How to create a Restful web service with input parameters?

Be careful. For this you need @GET (not @PUT).

If you want query parameters, you use @QueryParam.

public Todo getXML(@QueryParam("summary") String x, 
                   @QueryParam("description") String y)

But you won't be able to send a PUT from a plain web browser (today). If you type in the URL directly, it will be a GET.

Philosophically, this looks like it should be a POST, though. In REST, you typically either POST to a common resource, /todo, where that resource creates and returns a new resource, or you PUT to a specifically-identified resource, like /todo/<id>, for creation and/or update.

You can.

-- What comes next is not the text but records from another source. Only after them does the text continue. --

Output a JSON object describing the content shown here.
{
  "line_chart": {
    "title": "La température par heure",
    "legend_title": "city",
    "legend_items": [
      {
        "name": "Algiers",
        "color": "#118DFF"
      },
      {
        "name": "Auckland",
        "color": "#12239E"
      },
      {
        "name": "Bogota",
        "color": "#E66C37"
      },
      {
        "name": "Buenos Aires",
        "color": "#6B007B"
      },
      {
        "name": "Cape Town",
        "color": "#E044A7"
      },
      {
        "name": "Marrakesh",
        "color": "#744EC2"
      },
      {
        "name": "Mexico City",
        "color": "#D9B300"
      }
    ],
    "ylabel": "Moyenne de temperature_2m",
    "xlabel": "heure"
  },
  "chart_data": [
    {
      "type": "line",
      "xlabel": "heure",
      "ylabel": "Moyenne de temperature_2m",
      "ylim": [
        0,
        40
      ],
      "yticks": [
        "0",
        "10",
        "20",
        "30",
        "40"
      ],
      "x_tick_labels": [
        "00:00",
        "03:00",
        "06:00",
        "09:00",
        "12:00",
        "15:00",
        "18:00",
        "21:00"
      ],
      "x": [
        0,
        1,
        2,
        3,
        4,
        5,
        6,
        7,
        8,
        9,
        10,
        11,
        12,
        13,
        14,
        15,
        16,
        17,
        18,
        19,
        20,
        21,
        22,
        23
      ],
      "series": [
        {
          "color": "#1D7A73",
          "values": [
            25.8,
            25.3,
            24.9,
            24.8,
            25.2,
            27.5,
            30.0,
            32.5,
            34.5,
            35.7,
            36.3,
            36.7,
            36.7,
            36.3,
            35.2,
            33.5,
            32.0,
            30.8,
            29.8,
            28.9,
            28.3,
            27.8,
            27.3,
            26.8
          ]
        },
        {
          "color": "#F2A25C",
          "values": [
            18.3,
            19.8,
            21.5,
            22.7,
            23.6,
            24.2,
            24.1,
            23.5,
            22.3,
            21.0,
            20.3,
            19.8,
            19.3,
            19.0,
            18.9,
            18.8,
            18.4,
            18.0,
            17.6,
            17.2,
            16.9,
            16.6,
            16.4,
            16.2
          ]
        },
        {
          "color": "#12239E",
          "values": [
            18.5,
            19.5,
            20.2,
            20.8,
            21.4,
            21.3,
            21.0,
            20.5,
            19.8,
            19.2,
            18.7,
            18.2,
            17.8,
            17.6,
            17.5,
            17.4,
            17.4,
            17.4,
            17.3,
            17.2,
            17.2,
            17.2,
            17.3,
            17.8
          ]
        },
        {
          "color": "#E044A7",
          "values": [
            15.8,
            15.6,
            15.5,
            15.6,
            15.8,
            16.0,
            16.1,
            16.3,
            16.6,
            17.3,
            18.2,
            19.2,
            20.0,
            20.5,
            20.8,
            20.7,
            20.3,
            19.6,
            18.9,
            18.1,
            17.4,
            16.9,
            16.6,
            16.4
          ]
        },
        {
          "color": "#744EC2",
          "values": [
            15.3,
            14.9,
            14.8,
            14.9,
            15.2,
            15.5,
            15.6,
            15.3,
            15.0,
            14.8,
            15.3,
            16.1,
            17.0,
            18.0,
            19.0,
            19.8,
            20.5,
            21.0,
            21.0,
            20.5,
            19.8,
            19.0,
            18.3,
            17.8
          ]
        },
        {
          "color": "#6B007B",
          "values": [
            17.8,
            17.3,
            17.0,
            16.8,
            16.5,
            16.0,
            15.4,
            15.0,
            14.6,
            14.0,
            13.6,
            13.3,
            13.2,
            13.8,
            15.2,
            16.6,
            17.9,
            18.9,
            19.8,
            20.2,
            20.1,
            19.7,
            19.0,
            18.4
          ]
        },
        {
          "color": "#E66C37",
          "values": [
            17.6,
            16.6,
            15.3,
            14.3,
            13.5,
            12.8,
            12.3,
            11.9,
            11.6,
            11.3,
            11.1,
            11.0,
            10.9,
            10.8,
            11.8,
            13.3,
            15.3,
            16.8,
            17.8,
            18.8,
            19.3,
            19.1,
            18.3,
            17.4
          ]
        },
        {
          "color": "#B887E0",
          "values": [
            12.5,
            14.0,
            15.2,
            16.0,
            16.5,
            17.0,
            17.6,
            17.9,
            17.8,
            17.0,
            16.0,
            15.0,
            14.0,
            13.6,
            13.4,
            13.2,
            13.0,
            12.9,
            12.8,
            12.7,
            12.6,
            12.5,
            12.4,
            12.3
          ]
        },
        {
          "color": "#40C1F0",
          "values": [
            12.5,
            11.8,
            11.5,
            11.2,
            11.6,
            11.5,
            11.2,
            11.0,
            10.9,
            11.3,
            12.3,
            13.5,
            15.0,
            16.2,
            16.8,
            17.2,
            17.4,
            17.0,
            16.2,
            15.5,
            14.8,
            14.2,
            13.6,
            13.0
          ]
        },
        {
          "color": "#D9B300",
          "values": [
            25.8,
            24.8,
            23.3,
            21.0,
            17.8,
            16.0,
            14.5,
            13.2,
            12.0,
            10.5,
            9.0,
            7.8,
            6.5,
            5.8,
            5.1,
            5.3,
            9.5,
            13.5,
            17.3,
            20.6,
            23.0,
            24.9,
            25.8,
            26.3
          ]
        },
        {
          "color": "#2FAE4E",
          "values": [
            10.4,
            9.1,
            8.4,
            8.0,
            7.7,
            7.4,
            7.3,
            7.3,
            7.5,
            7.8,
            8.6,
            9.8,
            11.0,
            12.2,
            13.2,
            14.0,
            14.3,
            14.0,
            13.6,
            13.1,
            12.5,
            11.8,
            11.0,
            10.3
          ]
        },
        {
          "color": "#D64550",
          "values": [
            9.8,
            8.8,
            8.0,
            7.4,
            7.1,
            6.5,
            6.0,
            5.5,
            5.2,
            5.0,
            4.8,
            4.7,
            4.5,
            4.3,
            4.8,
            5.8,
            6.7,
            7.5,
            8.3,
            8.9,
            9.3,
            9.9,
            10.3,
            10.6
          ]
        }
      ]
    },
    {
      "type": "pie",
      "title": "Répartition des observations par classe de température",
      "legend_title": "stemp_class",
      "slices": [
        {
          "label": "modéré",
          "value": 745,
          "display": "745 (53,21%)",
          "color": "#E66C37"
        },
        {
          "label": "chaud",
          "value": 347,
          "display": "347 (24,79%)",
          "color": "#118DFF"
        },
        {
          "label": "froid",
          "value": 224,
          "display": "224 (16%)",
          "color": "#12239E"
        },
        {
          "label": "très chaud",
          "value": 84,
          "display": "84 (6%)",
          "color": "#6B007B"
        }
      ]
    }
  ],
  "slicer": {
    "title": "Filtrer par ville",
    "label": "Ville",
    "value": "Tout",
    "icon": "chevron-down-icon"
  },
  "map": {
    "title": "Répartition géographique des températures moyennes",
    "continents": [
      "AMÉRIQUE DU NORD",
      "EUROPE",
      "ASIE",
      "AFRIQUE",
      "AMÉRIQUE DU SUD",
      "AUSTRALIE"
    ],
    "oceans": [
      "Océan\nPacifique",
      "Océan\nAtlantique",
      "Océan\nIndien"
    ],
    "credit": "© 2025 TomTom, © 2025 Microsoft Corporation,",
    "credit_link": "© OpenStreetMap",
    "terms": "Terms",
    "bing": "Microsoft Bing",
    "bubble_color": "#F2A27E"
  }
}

Try something like this:

@Path("/todo/{varX}/{varY}")
@Produces({"application/xml", "application/json"})
public Todo whatEverNameYouLike(@PathParam("varX") String varX,
    @PathParam("varY") String varY) {
        Todo todo = new Todo();
        todo.setSummary(varX);
        todo.setDescription(varY);
        return todo;
}

Then call your service with this URL;
http://localhost:8088/JerseyJAXB/rest/todo/summary/description

another way to do is get the UriInfo instead of all the QueryParam

Then you will be able to get the queryParam as per needed in your code

@GET
@Path("/query")
public Response getUsers(@Context UriInfo info) {

    String param_1 = info.getQueryParameters().getFirst("param_1");
    String param_2 = info.getQueryParameters().getFirst("param_2");


    return Response ;

}